Les réverbères : arts vivants

Suissitude archétypale et murmurée

Heimweh / Mal du Pays présente un théâtre semi-improvisé aussi déroutant que dérangeant. L’Absurde et l’ironie se mêlent pour effleurer les travers d’une société lisse et polie, ici symbolisée par une Suisse fictive. Cette pièce questionnant l’entre-soi, mise sur l’inaudible et la gêne poussées à l’extrême comme ressorts d’un burlesque retardé.

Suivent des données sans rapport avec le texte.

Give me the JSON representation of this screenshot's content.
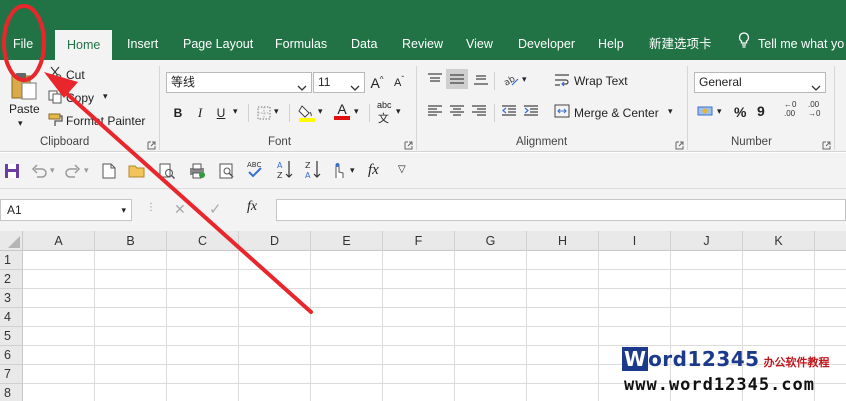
{
  "ribbon_tabs": [
    {
      "label": "File"
    },
    {
      "label": "Home"
    },
    {
      "label": "Insert"
    },
    {
      "label": "Page Layout"
    },
    {
      "label": "Formulas"
    },
    {
      "label": "Data"
    },
    {
      "label": "Review"
    },
    {
      "label": "View"
    },
    {
      "label": "Developer"
    },
    {
      "label": "Help"
    },
    {
      "label": "新建选项卡"
    },
    {
      "label": "Tell me what yo"
    }
  ],
  "clipboard": {
    "paste_label": "Paste",
    "cut_label": "Cut",
    "copy_label": "Copy",
    "format_painter_label": "Format Painter",
    "group_label": "Clipboard"
  },
  "font": {
    "font_name": "等线",
    "font_size": "11",
    "bold_label": "B",
    "italic_label": "I",
    "underline_label": "U",
    "grow_label": "A",
    "shrink_label": "A",
    "font_color_label": "A",
    "phonetic_label": "abc",
    "group_label": "Font"
  },
  "alignment": {
    "wrap_text_label": "Wrap Text",
    "merge_center_label": "Merge & Center",
    "group_label": "Alignment"
  },
  "number": {
    "format": "General",
    "percent_label": "%",
    "comma_label": "9",
    "inc_decimal_label": ".00",
    "dec_decimal_label": ".00",
    "group_label": "Number"
  },
  "quick_access": {
    "fx_label": "fx",
    "sort_a": "A",
    "sort_z": "Z",
    "spell_label": "ABC"
  },
  "formula_bar": {
    "name_box": "A1",
    "fx_label": "fx",
    "formula": ""
  },
  "grid": {
    "columns": [
      "A",
      "B",
      "C",
      "D",
      "E",
      "F",
      "G",
      "H",
      "I",
      "J",
      "K"
    ],
    "rows": [
      "1",
      "2",
      "3",
      "4",
      "5",
      "6",
      "7",
      "8"
    ]
  },
  "watermark": {
    "logo_letter": "W",
    "logo_text": "ord12345",
    "tagline": "办公软件教程",
    "url": "www.word12345.com"
  },
  "colors": {
    "excel_green": "#217346",
    "annotation_red": "#e8262b",
    "watermark_blue": "#1c3a8c"
  },
  "icons": [
    "paste-icon",
    "cut-icon",
    "copy-icon",
    "format-painter-icon",
    "fill-color-icon",
    "font-color-icon",
    "borders-icon",
    "wrap-text-icon",
    "merge-icon",
    "save-icon",
    "undo-icon",
    "redo-icon",
    "new-icon",
    "open-icon",
    "print-icon",
    "sort-ascending-icon",
    "sort-descending-icon",
    "lightbulb-icon"
  ]
}
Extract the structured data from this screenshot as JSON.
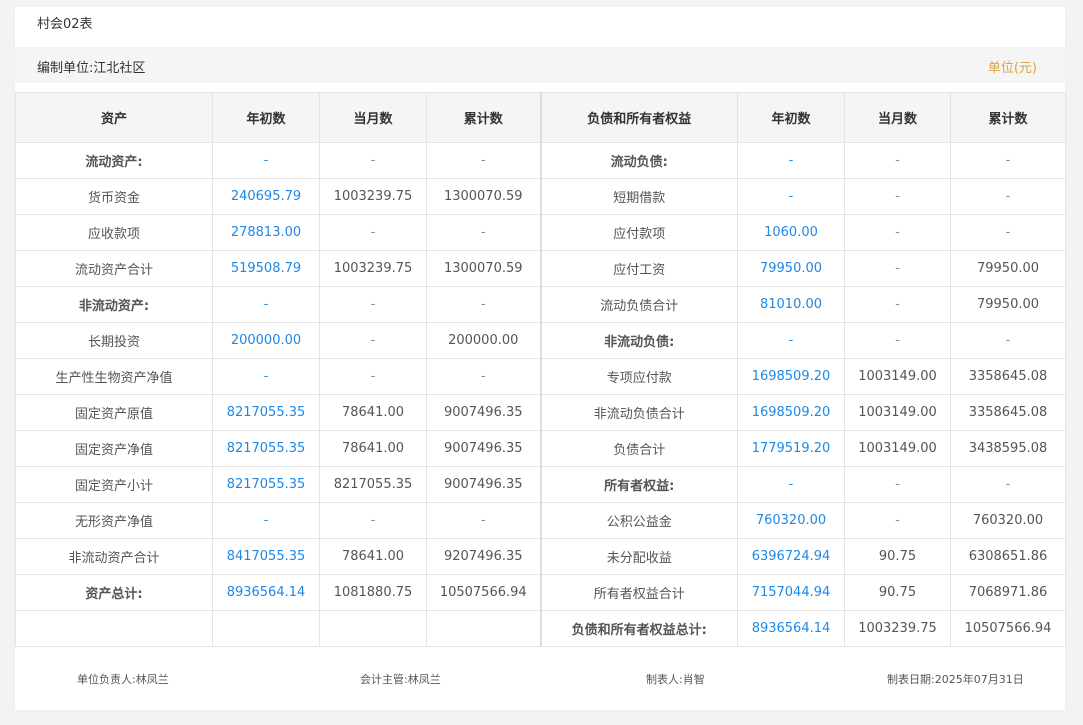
{
  "title": "村会02表",
  "org": {
    "label": "编制单位:江北社区",
    "unit": "单位(元)"
  },
  "headers": [
    "资产",
    "年初数",
    "当月数",
    "累计数",
    "负债和所有者权益",
    "年初数",
    "当月数",
    "累计数"
  ],
  "rows": [
    [
      "流动资产:",
      "-",
      "-",
      "-",
      "流动负债:",
      "-",
      "-",
      "-"
    ],
    [
      "货币资金",
      "240695.79",
      "1003239.75",
      "1300070.59",
      "短期借款",
      "-",
      "-",
      "-"
    ],
    [
      "应收款项",
      "278813.00",
      "-",
      "-",
      "应付款项",
      "1060.00",
      "-",
      "-"
    ],
    [
      "流动资产合计",
      "519508.79",
      "1003239.75",
      "1300070.59",
      "应付工资",
      "79950.00",
      "-",
      "79950.00"
    ],
    [
      "非流动资产:",
      "-",
      "-",
      "-",
      "流动负债合计",
      "81010.00",
      "-",
      "79950.00"
    ],
    [
      "长期投资",
      "200000.00",
      "-",
      "200000.00",
      "非流动负债:",
      "-",
      "-",
      "-"
    ],
    [
      "生产性生物资产净值",
      "-",
      "-",
      "-",
      "专项应付款",
      "1698509.20",
      "1003149.00",
      "3358645.08"
    ],
    [
      "固定资产原值",
      "8217055.35",
      "78641.00",
      "9007496.35",
      "非流动负债合计",
      "1698509.20",
      "1003149.00",
      "3358645.08"
    ],
    [
      "固定资产净值",
      "8217055.35",
      "78641.00",
      "9007496.35",
      "负债合计",
      "1779519.20",
      "1003149.00",
      "3438595.08"
    ],
    [
      "固定资产小计",
      "8217055.35",
      "8217055.35",
      "9007496.35",
      "所有者权益:",
      "-",
      "-",
      "-"
    ],
    [
      "无形资产净值",
      "-",
      "-",
      "-",
      "公积公益金",
      "760320.00",
      "-",
      "760320.00"
    ],
    [
      "非流动资产合计",
      "8417055.35",
      "78641.00",
      "9207496.35",
      "未分配收益",
      "6396724.94",
      "90.75",
      "6308651.86"
    ],
    [
      "资产总计:",
      "8936564.14",
      "1081880.75",
      "10507566.94",
      "所有者权益合计",
      "7157044.94",
      "90.75",
      "7068971.86"
    ],
    [
      "",
      "",
      "",
      "",
      "负债和所有者权益总计:",
      "8936564.14",
      "1003239.75",
      "10507566.94"
    ]
  ],
  "footer": {
    "head": "单位负责人:林凤兰",
    "accountant": "会计主管:林凤兰",
    "preparer": "制表人:肖智",
    "date": "制表日期:2025年07月31日"
  }
}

À l’entame, tout n’est qu’obscurité traversée de lumières chiches avant que le plein feu ne gagne la scène. Pour un bain révélateur des clichés sur l’homo helveticus en crise, chuchotements et chants très typiques, donc. S’extrayant des arches bientôt mobiles d’une gare à la Chirico, le personnage principal, un « Étranger » (Orell Pernot-Borràs au maintien racé d’escrimeur qu’il est aussi) fasciné puis oppressé par la tranquillité trop parfaite du Lac Léman en ses rivages veveysans, se confronte à trois personnages ou figures archétypales suisses véritables incarnations de la retenue. Soit Donatienne Ammann au seuil de l’expression compassée, Karim Daher détaché et comme ailleurs, Alain Ghiringhelli la gêne chevillée au corps.

Elles sont blanches, trentenaires dans un pays riche de près d’une centaine de nationalités, ce qui peut poser un problème de représentativité comme dirait Adèle Haenel. Mais l’essentiel est ailleurs, notamment dans ce temps dilaté donné à chaque séquence. Et dans cette forme singulière de « l’intériorisation des conflits » au sein d’un « système politique où tout débat ou conflit ouvert est immédiatement enseveli sous des certitudes figées et étouffantes », pointée par l’historien suisse critique Hans-Ulrich Jost[1]. Un auteur pointant aussi la Suisse comme caracolant dans le peloton de tête des États européens au plus fort taux de suicide. En ce beau pays, les personnes au chômage sont les plus exposées à la mort volontaire, juste devant le monde agricole détenant un taux de suicide de 37 % supérieur à la moyenne nationale[2].

« Formules suisses »

Ces figures que Gabriel Sparti qualifie de « formules », illustrent par leur timidité un conformisme exacerbé. Elles murmurent plus qu’elles ne parlent, rendant presque inaudibles leurs propos déjà futiles, ce qui finit par frustrer autant le spectateur que l’Étranger. Ce silence obsédant, ce refus de s’exposer, rappelle le travail de Philippe Quesne et son Vivarium Studio, où des communautés s’enferment dans l’entre-soi, pratiquant la naïveté comme mode d’être. Là où Quesne épuise le langage pour explorer l’introspection poétique, Sparti semble jouer de l’absence de dialogue pour ironiquement souligner la paralysie des échanges.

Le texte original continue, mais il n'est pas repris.